Tomio’s Want List is a subpostgenre of Jan-ken-pon (which has no known boundaries) that showcases items I run into that have to find here way on to my shelves, man-compound, longbox (with mylars), or deposit box. Usually, these are pretty much off the cuff, and often times (like most desires) are based on very little reason. There is reason here though, as you well know if you have had the pleasure of reading Alan DeNiro’s collection Skinny Dipping in the Lake of the Dead, which was published by Small Beer Press, and in line with the quality you’d expect from everything they publish. Via twitter today I was led to this baby though:
I think I heard about Total Oblivion, More or Less as early as last year, as I think I saw DeNiro announce the sale to Bantam via Juliet Ulman. I’m not saying I have a spreadsheet or anything (but maybe I do–the imperial archives are rather extensive) , but Ulman is who I tend to view as the person who was was procuring all the good books Bantam/Dell used to publish (you can read an interview conducted by Jeff VanderMeer with Juliet over at Omnivoracious).
Book Synopsis (at Amazon):
“I remember the first time I began to understand that things might not be the same again.”
What’s a girl to do when her world is invaded by warriors from the ancient world? That’s the problem faced by sixteen-year-old Macy, who sees her quiet, normal life in suburban Minnesota turned upside down when things that should never be possible begin to transform the landscape all around her. The cable stops working, the phone lines die–and then the horsemen come to town. It’s not the same America that she last went to sleep in.
Ticketed to a refugee camp by the marauding Scythian armies, Macy and her family come to believe that heading down the Mississippi by boat is their one escape from the encroaching madness. But as they make their way downriver, Macy’s world just keeps getting stranger, and the wooden submarines, wasp-borne plagues, and talking dogs are the least of her problems: For in this upside-down world, old identities warp and family bonds are sorely tested.

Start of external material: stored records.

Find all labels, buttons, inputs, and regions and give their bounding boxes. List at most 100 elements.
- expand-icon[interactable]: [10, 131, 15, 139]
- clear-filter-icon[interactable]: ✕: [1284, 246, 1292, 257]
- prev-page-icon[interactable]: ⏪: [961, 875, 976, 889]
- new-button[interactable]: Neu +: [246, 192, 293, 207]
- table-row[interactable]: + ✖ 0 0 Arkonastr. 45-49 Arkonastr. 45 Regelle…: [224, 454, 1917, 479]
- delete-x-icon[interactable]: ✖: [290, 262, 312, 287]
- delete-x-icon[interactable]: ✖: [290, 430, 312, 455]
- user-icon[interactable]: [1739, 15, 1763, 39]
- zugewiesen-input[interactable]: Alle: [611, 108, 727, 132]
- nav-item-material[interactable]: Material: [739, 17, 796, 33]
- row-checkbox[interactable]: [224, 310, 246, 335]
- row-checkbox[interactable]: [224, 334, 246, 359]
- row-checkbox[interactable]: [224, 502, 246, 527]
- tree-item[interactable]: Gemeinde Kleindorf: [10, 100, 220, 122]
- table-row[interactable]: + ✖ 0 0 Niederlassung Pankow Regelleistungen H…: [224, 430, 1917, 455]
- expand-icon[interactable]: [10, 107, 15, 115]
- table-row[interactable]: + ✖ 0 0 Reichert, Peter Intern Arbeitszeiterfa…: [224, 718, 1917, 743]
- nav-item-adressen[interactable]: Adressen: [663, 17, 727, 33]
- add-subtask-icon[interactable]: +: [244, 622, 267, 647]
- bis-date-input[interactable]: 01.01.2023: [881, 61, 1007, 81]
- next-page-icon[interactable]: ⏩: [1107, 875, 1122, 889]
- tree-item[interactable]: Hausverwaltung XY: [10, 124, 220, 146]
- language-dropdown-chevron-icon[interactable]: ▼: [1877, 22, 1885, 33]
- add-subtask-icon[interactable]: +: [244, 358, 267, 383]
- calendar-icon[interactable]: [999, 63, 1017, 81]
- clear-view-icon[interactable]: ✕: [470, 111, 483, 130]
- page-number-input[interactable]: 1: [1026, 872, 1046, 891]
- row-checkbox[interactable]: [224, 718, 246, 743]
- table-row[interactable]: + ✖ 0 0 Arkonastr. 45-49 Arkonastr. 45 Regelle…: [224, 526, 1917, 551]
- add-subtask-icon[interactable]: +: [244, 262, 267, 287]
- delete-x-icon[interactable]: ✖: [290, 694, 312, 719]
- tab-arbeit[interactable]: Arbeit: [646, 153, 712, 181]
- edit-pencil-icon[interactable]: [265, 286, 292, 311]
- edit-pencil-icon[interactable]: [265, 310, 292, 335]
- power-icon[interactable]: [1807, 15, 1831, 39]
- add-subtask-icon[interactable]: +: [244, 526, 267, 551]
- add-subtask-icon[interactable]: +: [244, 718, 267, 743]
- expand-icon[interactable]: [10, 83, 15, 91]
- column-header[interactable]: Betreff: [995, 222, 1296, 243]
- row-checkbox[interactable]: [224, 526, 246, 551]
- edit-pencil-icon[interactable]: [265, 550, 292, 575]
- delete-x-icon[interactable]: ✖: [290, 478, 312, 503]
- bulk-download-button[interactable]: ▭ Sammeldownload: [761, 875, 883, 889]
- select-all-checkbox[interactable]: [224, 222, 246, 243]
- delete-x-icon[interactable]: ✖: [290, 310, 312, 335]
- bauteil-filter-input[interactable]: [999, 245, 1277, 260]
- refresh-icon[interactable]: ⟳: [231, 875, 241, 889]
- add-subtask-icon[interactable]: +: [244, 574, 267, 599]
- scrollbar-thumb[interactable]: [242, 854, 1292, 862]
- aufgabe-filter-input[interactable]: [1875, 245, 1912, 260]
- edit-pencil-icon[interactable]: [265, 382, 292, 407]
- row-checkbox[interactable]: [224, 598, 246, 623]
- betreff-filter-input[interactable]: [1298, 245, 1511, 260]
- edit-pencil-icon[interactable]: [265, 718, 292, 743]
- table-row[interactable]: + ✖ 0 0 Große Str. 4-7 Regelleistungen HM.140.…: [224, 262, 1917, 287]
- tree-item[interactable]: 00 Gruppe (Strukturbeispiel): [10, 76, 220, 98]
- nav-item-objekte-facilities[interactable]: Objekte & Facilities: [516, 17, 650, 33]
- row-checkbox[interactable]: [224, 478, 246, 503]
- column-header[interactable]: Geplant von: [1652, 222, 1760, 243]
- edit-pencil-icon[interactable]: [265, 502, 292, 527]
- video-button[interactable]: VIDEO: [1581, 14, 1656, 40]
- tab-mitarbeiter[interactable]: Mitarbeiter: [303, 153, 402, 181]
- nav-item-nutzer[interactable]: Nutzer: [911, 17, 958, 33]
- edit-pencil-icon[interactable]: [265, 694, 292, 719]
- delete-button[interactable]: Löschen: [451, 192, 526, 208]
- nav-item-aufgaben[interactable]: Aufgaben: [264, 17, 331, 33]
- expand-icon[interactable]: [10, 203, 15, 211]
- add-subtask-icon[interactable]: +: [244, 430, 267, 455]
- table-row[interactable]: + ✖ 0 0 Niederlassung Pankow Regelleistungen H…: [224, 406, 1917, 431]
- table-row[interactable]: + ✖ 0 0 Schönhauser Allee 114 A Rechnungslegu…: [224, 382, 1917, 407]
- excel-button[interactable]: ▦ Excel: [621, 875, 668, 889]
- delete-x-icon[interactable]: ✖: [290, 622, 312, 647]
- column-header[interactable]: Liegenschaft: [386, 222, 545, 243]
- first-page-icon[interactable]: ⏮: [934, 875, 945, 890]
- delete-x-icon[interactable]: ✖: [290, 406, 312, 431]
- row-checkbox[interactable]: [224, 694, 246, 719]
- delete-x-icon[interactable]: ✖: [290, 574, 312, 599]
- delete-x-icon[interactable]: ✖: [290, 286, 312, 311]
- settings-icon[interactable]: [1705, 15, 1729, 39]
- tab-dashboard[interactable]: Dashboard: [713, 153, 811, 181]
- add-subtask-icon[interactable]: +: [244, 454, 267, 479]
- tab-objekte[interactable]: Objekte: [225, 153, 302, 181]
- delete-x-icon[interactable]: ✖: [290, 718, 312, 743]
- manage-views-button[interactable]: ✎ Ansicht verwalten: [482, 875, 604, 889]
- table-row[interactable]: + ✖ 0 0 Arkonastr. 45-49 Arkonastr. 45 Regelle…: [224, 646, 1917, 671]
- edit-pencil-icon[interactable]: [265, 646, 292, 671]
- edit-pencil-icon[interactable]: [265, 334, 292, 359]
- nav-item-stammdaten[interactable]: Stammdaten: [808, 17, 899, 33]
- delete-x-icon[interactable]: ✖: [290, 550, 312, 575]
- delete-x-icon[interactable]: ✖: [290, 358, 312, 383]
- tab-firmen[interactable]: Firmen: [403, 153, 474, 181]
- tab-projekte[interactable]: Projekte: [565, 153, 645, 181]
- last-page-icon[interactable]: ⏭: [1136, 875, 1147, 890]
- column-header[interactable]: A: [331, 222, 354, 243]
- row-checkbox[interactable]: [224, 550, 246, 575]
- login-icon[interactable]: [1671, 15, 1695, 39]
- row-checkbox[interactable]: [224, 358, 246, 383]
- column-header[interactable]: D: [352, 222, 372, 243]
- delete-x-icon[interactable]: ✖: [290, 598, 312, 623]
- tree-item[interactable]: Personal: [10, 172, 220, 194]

While being a fan of short fiction, I always find myself intrigued by the jump to the novel by my favorites in the short form. Beyond that, I found some of my earliest adventures within pages written by Mark Twain , and anytime there’s talk about adventure on the mighty Mississippi*–no matter how fantastically removed– I don’t ask questions, I just get on board. More or less.
*another fine example is George R.R. Martin’s Martin’s Fevre Dream).
**You may want to check out an essay Mr. DeNiro allowed us to republish here at BSC, Why I Write Science Fiction: An Apology.